Come molte altre specie forestali, l’abete bianco, una delle conifere europee più importanti sia da un punto di vista ecologico che economico, durante gli ultimi cicli glaciali si è rifugiato più volte nelle penisole mediterranee per poi ricolonizzare il resto d’Europa. Di conseguenza, tutti gli abeti bianchi presenti oggi nelle foreste europee sono diretti discendenti degli esigui nuclei che sono sopravvissuti in queste aree rifugio.

In Italia

La penisola italiana ha giocato un ruolo fondamentale in questi cicli di contrazione ed espansione della distribuzione dell’abete bianco, ma dove esattamente la specie abbia trovato le condizioni ideali per rifugiarsi è rimasto per molto tempo un mistero.

Un recente progetto coordinato dall’Istituto di Bioscienze e BioRisorse (IBBR) del CNR di Firenze, in collaborazione con le Università di Parma e Ancona e sostenuto dal Parco Nazionale del Gran Sasso e Monti della Laga, ha colmato tale lacuna includendo in un ampio studio genetico numerose popolazioni appenniniche di abete bianco.

I primi risultati del progetto, recentemente pubblicati sulla rivista Journal of Biogeography, mostrano forti evidenze a favore della presenza di almeno tre aree rifugio della specie in Appennino: le caratteristiche genetiche dell’abete bianco in quest’area erano per lo più ignote e, date le esigue dimensioni di queste abetine relitte, la loro stessa presenza era pressoché sconosciuta alla ricerca forestale internazionale.

Lo studio ha mostrato, per la prima volta, come questi nuclei siano geneticamente simili alle popolazioni alpine e dell’Appennino settentrionale.

Simili sì, ma con peculiarità genetiche che hanno condotto i ricercatori a ipotizzare una diversificazione che risale a un periodo precedente all’ultimo massimo glaciale.

Queste popolazioni sarebbero quindi, ciò che rimane di un piccolo rifugio glaciale centro-appenninico mai ipotizzata in precedenza.

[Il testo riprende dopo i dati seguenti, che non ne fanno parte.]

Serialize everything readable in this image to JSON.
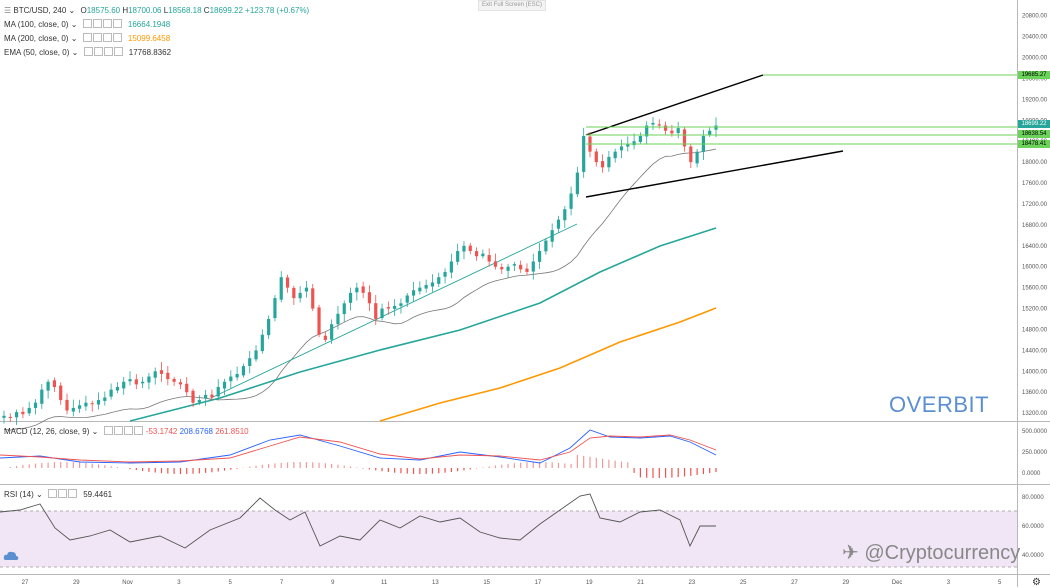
{
  "window": {
    "exit_label": "Exit Full Screen (ESC)"
  },
  "header": {
    "symbol": "BTC/USD, 240",
    "open": "18575.60",
    "high": "18700.06",
    "low": "18568.18",
    "close": "18699.22",
    "change": "+123.78 (+0.67%)"
  },
  "indicators": [
    {
      "label": "MA (100, close, 0)",
      "value": "16664.1948",
      "color": "#26a69a"
    },
    {
      "label": "MA (200, close, 0)",
      "value": "15099.6458",
      "color": "#ff9800"
    },
    {
      "label": "EMA (50, close, 0)",
      "value": "17768.8362",
      "color": "#333333"
    }
  ],
  "macd": {
    "label": "MACD (12, 26, close, 9)",
    "v1": "-53.1742",
    "v2": "208.6768",
    "v3": "261.8510",
    "c1": "#ef5350",
    "c2": "#2962ff",
    "c3": "#ef5350"
  },
  "rsi": {
    "label": "RSI (14)",
    "value": "59.4461"
  },
  "price_axis": [
    "20800.00",
    "20400.00",
    "20000.00",
    "19600.00",
    "19200.00",
    "18800.00",
    "18400.00",
    "18000.00",
    "17600.00",
    "17200.00",
    "16800.00",
    "16400.00",
    "16000.00",
    "15600.00",
    "15200.00",
    "14800.00",
    "14400.00",
    "14000.00",
    "13600.00",
    "13200.00"
  ],
  "price_tags": [
    "19685.27",
    "18699.22",
    "18638.54",
    "18478.41"
  ],
  "macd_axis": [
    "500.0000",
    "250.0000",
    "0.0000"
  ],
  "rsi_axis": [
    "80.0000",
    "60.0000",
    "40.0000"
  ],
  "time_axis": [
    "27",
    "29",
    "Nov",
    "3",
    "5",
    "7",
    "9",
    "11",
    "13",
    "15",
    "17",
    "19",
    "21",
    "23",
    "25",
    "27",
    "29",
    "Dec",
    "3",
    "5"
  ],
  "brand": "OVERBIT",
  "watermark": "@Cryptocurrency",
  "chart_data": {
    "type": "candlestick",
    "symbol": "BTC/USD",
    "timeframe": "240",
    "ylim": [
      13050,
      21100
    ],
    "last_close": 18699.22,
    "key_levels": [
      19685.27,
      18638.54,
      18478.41
    ],
    "indicators": {
      "MA100_last": 16664.1948,
      "MA200_last": 15099.6458,
      "EMA50_last": 17768.8362,
      "MACD_hist": -53.1742,
      "MACD": 208.6768,
      "MACD_signal": 261.851,
      "RSI14": 59.4461
    },
    "close_series": [
      13150,
      13120,
      13220,
      13180,
      13300,
      13400,
      13650,
      13800,
      13700,
      13450,
      13250,
      13300,
      13350,
      13400,
      13380,
      13450,
      13500,
      13650,
      13700,
      13800,
      13850,
      13750,
      13800,
      13900,
      14000,
      13950,
      13850,
      13800,
      13750,
      13600,
      13400,
      13450,
      13550,
      13500,
      13700,
      13800,
      13900,
      13950,
      14100,
      14250,
      14400,
      14700,
      15000,
      15400,
      15800,
      15600,
      15400,
      15500,
      15600,
      15200,
      14700,
      14600,
      14900,
      15100,
      15300,
      15500,
      15600,
      15500,
      15300,
      15000,
      15200,
      15200,
      15250,
      15300,
      15450,
      15550,
      15600,
      15650,
      15700,
      15800,
      15900,
      16100,
      16300,
      16400,
      16300,
      16200,
      16250,
      16100,
      16000,
      15950,
      16000,
      16050,
      15950,
      15900,
      16100,
      16300,
      16500,
      16700,
      16900,
      17100,
      17400,
      17800,
      18500,
      18200,
      18000,
      17900,
      18100,
      18200,
      18300,
      18350,
      18400,
      18500,
      18700,
      18750,
      18700,
      18600,
      18550,
      18650,
      18300,
      18000,
      18200,
      18500,
      18600,
      18699
    ]
  }
}
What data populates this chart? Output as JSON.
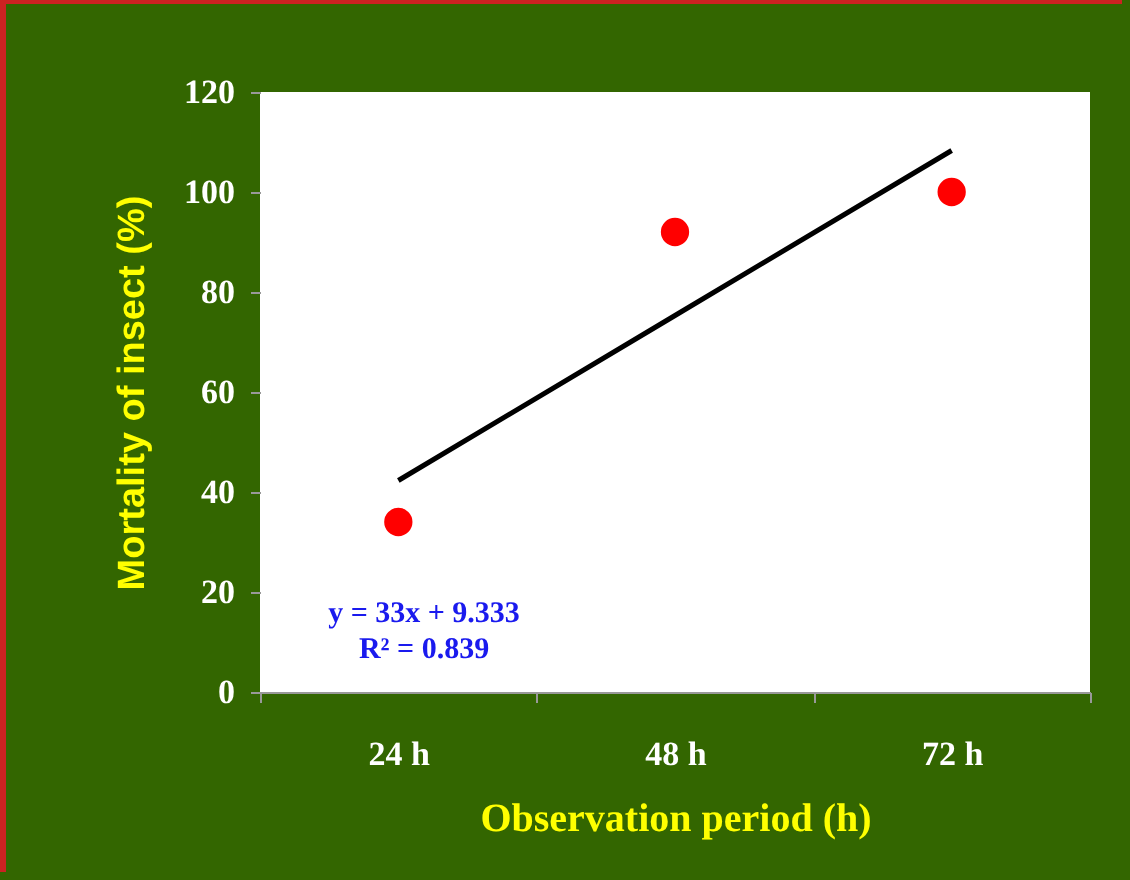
{
  "chart_data": {
    "type": "scatter",
    "xlabel": "Observation period (h)",
    "ylabel": "Mortality of insect (%)",
    "categories": [
      "24 h",
      "48 h",
      "72 h"
    ],
    "series": [
      {
        "color": "#ff0000",
        "values": [
          34,
          92,
          100
        ]
      },
      {
        "type": "line",
        "color": "#000000",
        "marker": "none",
        "values": [
          42.3,
          75.3,
          108.3
        ]
      }
    ],
    "ylim": [
      0,
      120
    ],
    "yticks": [
      0,
      20,
      40,
      60,
      80,
      100,
      120
    ],
    "grid": false,
    "marker": "circle",
    "line_style": "solid",
    "annotations": [
      "y = 33x + 9.333",
      "R² = 0.839"
    ]
  }
}
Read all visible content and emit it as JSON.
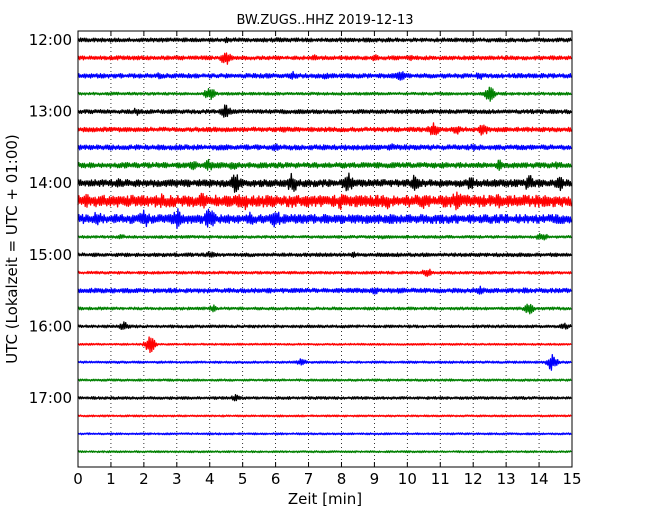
{
  "chart_data": {
    "type": "line",
    "title": "BW.ZUGS..HHZ 2019-12-13",
    "xlabel": "Zeit  [min]",
    "ylabel": "UTC (Lokalzeit = UTC + 01:00)",
    "xlim": [
      0,
      15
    ],
    "x_ticks": [
      "0",
      "1",
      "2",
      "3",
      "4",
      "5",
      "6",
      "7",
      "8",
      "9",
      "10",
      "11",
      "12",
      "13",
      "14",
      "15"
    ],
    "y_tick_labels": [
      "12:00",
      "13:00",
      "14:00",
      "15:00",
      "16:00",
      "17:00"
    ],
    "grid": "vertical-dotted",
    "colors": [
      "#000000",
      "#ff0000",
      "#0000ff",
      "#008000"
    ],
    "series": [
      {
        "color": "#000000",
        "amp": 0.22,
        "events": [
          [
            4.5,
            0.35
          ],
          [
            6.0,
            0.3
          ],
          [
            8.5,
            0.25
          ],
          [
            13.5,
            0.25
          ]
        ]
      },
      {
        "color": "#ff0000",
        "amp": 0.22,
        "events": [
          [
            4.5,
            0.9
          ],
          [
            7.2,
            0.35
          ],
          [
            9.0,
            0.45
          ],
          [
            10.1,
            0.3
          ]
        ]
      },
      {
        "color": "#0000ff",
        "amp": 0.25,
        "events": [
          [
            2.5,
            0.4
          ],
          [
            6.5,
            0.5
          ],
          [
            7.5,
            0.4
          ],
          [
            9.8,
            0.65
          ],
          [
            12.2,
            0.45
          ]
        ]
      },
      {
        "color": "#008000",
        "amp": 0.15,
        "events": [
          [
            4.0,
            0.7
          ],
          [
            12.5,
            0.85
          ]
        ]
      },
      {
        "color": "#000000",
        "amp": 0.22,
        "events": [
          [
            1.8,
            0.5
          ],
          [
            4.5,
            0.8
          ],
          [
            11.0,
            0.3
          ]
        ]
      },
      {
        "color": "#ff0000",
        "amp": 0.25,
        "events": [
          [
            6.2,
            0.35
          ],
          [
            10.8,
            0.8
          ],
          [
            11.5,
            0.55
          ],
          [
            12.3,
            0.75
          ]
        ]
      },
      {
        "color": "#0000ff",
        "amp": 0.28,
        "events": [
          [
            3.0,
            0.35
          ],
          [
            6.0,
            0.4
          ],
          [
            9.5,
            0.45
          ],
          [
            12.0,
            0.4
          ]
        ]
      },
      {
        "color": "#008000",
        "amp": 0.3,
        "events": [
          [
            3.5,
            0.55
          ],
          [
            4.0,
            0.7
          ],
          [
            4.7,
            0.6
          ],
          [
            12.8,
            0.65
          ],
          [
            14.5,
            0.5
          ]
        ]
      },
      {
        "color": "#000000",
        "amp": 0.4,
        "events": [
          [
            1.3,
            0.6
          ],
          [
            4.8,
            1.1
          ],
          [
            6.5,
            1.2
          ],
          [
            8.2,
            1.2
          ],
          [
            10.2,
            0.9
          ],
          [
            11.9,
            0.8
          ],
          [
            13.7,
            0.9
          ],
          [
            14.6,
            0.9
          ]
        ]
      },
      {
        "color": "#ff0000",
        "amp": 0.65,
        "events": [
          [
            0.3,
            0.9
          ],
          [
            2.5,
            0.9
          ],
          [
            3.8,
            1.0
          ],
          [
            5.0,
            1.2
          ],
          [
            6.5,
            0.9
          ],
          [
            8.0,
            1.0
          ],
          [
            9.4,
            0.9
          ],
          [
            10.5,
            0.9
          ],
          [
            11.5,
            1.2
          ],
          [
            12.8,
            0.9
          ],
          [
            14.2,
            0.8
          ]
        ]
      },
      {
        "color": "#0000ff",
        "amp": 0.5,
        "events": [
          [
            0.6,
            0.9
          ],
          [
            2.0,
            1.3
          ],
          [
            3.0,
            1.2
          ],
          [
            4.0,
            1.4
          ],
          [
            5.2,
            0.9
          ],
          [
            6.0,
            1.0
          ]
        ]
      },
      {
        "color": "#008000",
        "amp": 0.15,
        "events": [
          [
            1.3,
            0.3
          ],
          [
            9.2,
            0.25
          ],
          [
            14.1,
            0.6
          ]
        ]
      },
      {
        "color": "#000000",
        "amp": 0.2,
        "events": [
          [
            4.0,
            0.4
          ],
          [
            7.5,
            0.3
          ],
          [
            8.4,
            0.35
          ]
        ]
      },
      {
        "color": "#ff0000",
        "amp": 0.15,
        "events": [
          [
            10.6,
            0.5
          ]
        ]
      },
      {
        "color": "#0000ff",
        "amp": 0.25,
        "events": [
          [
            9.0,
            0.4
          ],
          [
            9.8,
            0.35
          ],
          [
            12.2,
            0.5
          ],
          [
            13.6,
            0.35
          ]
        ]
      },
      {
        "color": "#008000",
        "amp": 0.15,
        "events": [
          [
            4.1,
            0.4
          ],
          [
            13.7,
            0.65
          ]
        ]
      },
      {
        "color": "#000000",
        "amp": 0.15,
        "events": [
          [
            1.4,
            0.5
          ],
          [
            14.8,
            0.4
          ]
        ]
      },
      {
        "color": "#ff0000",
        "amp": 0.1,
        "events": [
          [
            2.2,
            0.95
          ]
        ]
      },
      {
        "color": "#0000ff",
        "amp": 0.12,
        "events": [
          [
            6.8,
            0.4
          ],
          [
            14.4,
            1.0
          ]
        ]
      },
      {
        "color": "#008000",
        "amp": 0.12,
        "events": []
      },
      {
        "color": "#000000",
        "amp": 0.15,
        "events": [
          [
            4.8,
            0.4
          ]
        ]
      },
      {
        "color": "#ff0000",
        "amp": 0.1,
        "events": []
      },
      {
        "color": "#0000ff",
        "amp": 0.1,
        "events": []
      },
      {
        "color": "#008000",
        "amp": 0.1,
        "events": []
      }
    ]
  }
}
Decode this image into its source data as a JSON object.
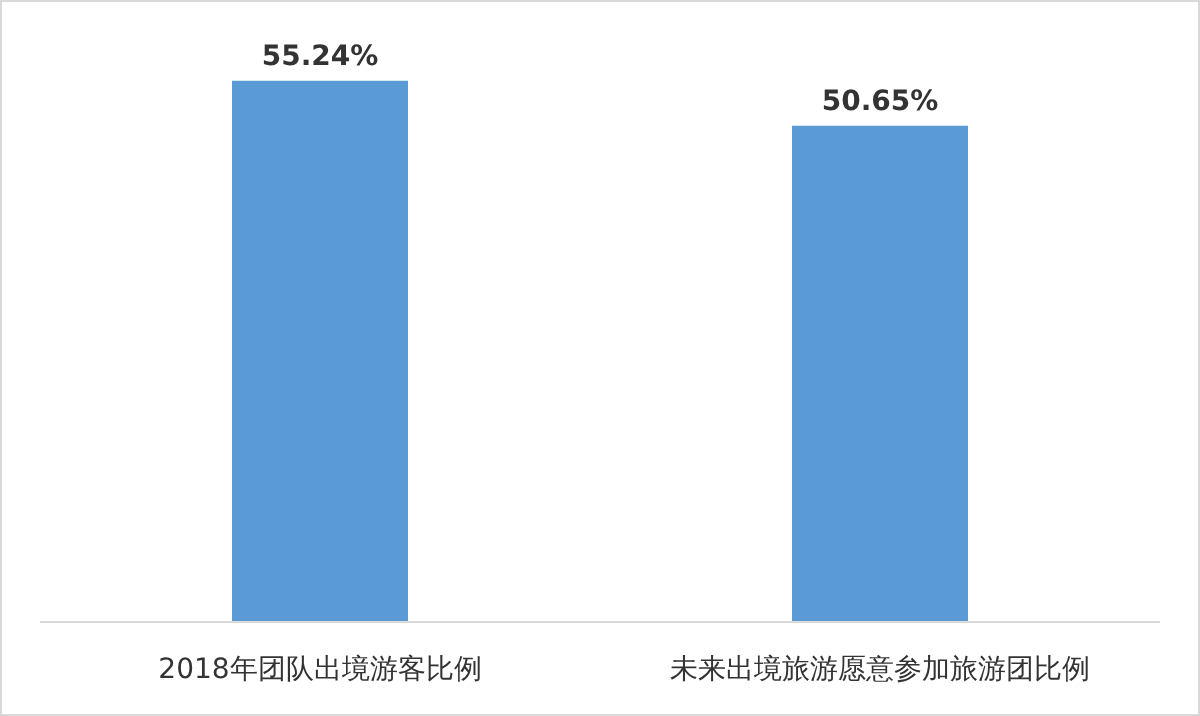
{
  "chart_data": {
    "type": "bar",
    "categories": [
      "2018年团队出境游客比例",
      "未来出境旅游愿意参加旅游团比例"
    ],
    "values": [
      55.24,
      50.65
    ],
    "color": "#5b9bd5",
    "value_labels": [
      "55.24%",
      "50.65%"
    ]
  }
}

I dati raccolti hanno anche mostrato il notevole impoverimento genetico di questi nuclei, che potrebbe essere legato anche alle loro piccole dimensioni e all’elevato isolamento.

Nel loro complesso, queste evidenze mostrano l’estrema rilevanza conservazionistica delle popolazioni di abete bianco del Parco Nazionale del Gran Sasso e Monti della Laga e l’estrema urgenza di azioni concrete per preservarne le peculiarità genetiche.

Tra queste caratteristiche genetiche distintive potrebbero infatti essere presenti varianti dall’elevato valore adattativo, un patrimonio genetico che potrebbe rivelarsi cruciale per l’adattamento al cambiamento climatico della specie negli anni a venire.